The effect of kyphoplasty parameters on the dynamic load transfer within the lumbar spine considering the response of a bio-realistic spine segment

Abstract

Background

With an increasing prevalence of osteoporosis, physicians have to optimize treatment of relevant vertebral compression fractures, which have significant impact on the quality of life in the elder population. Retrospective clinical studies suggest that kyphoplasty, despite being a procedure with promising potential, may be related to an increased fracture risk of the adjacent untreated vertebrae.

Methods

A bio-realistic model of a lumbar spine is introduced to determine the morbidity of cemented augmentation. The model was verified and validated for the purpose of the study and subjected to a dynamic finite element analysis. Anisotropic bone properties and solid ligamentous tissue were considered along with α time varying loading scenario.

Findings

The yielded results merit high clinical interest. Bi-pedicular filling stimulated a symmetrically developing stress field, thus comparing favourably to uni-pedicular augmentation which resulted in a non-uniform loading of the spine segment. An enslavement of the load transfer was also found to both patient bone mineral density and reinforcement–nucleous pulpous superimposition.

Interpretation

The investigation presented refined insight into the dynamic biomechanical response of a reinforced spine segment. The increase in the calculated occurring stresses was considered as non-critical in most cases, suggesting that prevalent fractures are a symptomatic condition of osteoporosis rather than a sequel of efficiently preformed kyphoplasty.

Introduction

Vertebral compression fractures (VCFs) caused by osteoporosis are an increasingly common occurrence. The annual incidents of vertebral fractures in Europe among elderly (50–79) are estimated at 1.1% for women and 0.6% for men, while epidemiologic studies foresee an increase of these numbers in the future (EPOS, 2002). Approximately 85% of these fractures are due to primary osteoporosis and the remainder due to secondary osteoporosis or malignancies (Cooper et al., 1992). These VCFs lead to progressive sagittal spinal deformity and changes in spine biomechanics, as the adopted kyphotic posture of the patients displaces their centre of gravity reducing their overall stability (Overstall et al., 1977).

Balloon kyphoplasty is a minimally invasive surgical treatment for osteoporotic and osteolytic VCF with promising clinical potential, during which a filler material is percutaneously injected into a cavity of a degenerated vertebral body, created by an inflatable tamp. Next to reversing kyphosis, cemented augmentation also results in high local rigidity within a functional spine unite (FSU) and retrospective clinical studies have indicated new VCFs as a potential late sequela of the reinforcement procedures (Fribourg et al., 2004, Heaney, 1992). It remains however elusive whether this is the aetiology (Lindsay et al., 2001) or a symptomatic condition of the gradual loss of bone mineral density (BMD) due to evolving osteoporosis (Uppin et al., 2003).

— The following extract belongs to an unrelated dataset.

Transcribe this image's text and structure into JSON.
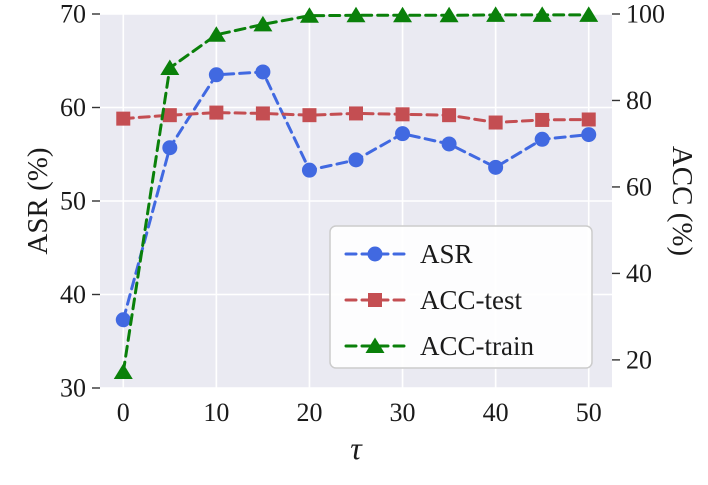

The pathogenesis of fractures at adjacent non-treated spine levels has been heuristically investigated both in vitro (Berlemann et al., 2002, Boger et al., 2007) and in vivo (Fournol et al., 2007). Experimental studies are however conducted on FSU’s originating from different spine levels, age groups and varying surgical approaches and have thus been indicated as methodologically flawed (Hardouin et al., 2001). This hinders a collective evaluation of the existing literature, as different hypothesis and conclusions render it unclear whether these trends will hold true, once deducted to other patients. Finite element analysis (FEA) has been used to determine the in situ effect of cemented augmentation on the load transfer within a FSU (Polikeit et al., 2003), indicating increased pressure in the intervertebral disc (IVD) and deflection of the vicinal endplate, which could provoke subsequent fractures. The biomechanical alterations of ligaments however could not be reflected, as these were simulated by cable elements, capable of enduring tension only. Recent FEA continue to focus on the response of the adjacent vertebra considering motion segments of 3–5 vertebral bodies (Rohlermann et al., 2006) with ligamentous tissue either modelled by two nodal elements or neglected at all.

In this investigation a FEA of a bio-realistic lumbar (L1–L5) spine is introduced to compare the biomechanical response of its preoperative state to the postsurgical cemented augmentation, both for bony and connecting soft tissue. This approach is based on the preliminary hypotheses that cement injection exaggerates force transmission to the adjacent vertebral bodies, thereby predisposing those levels to future fractures. The effect of uni- and bi-pedicular filling with polymethyl-methacrylate (PMMA) was examined for loads encountered in diurnal activities.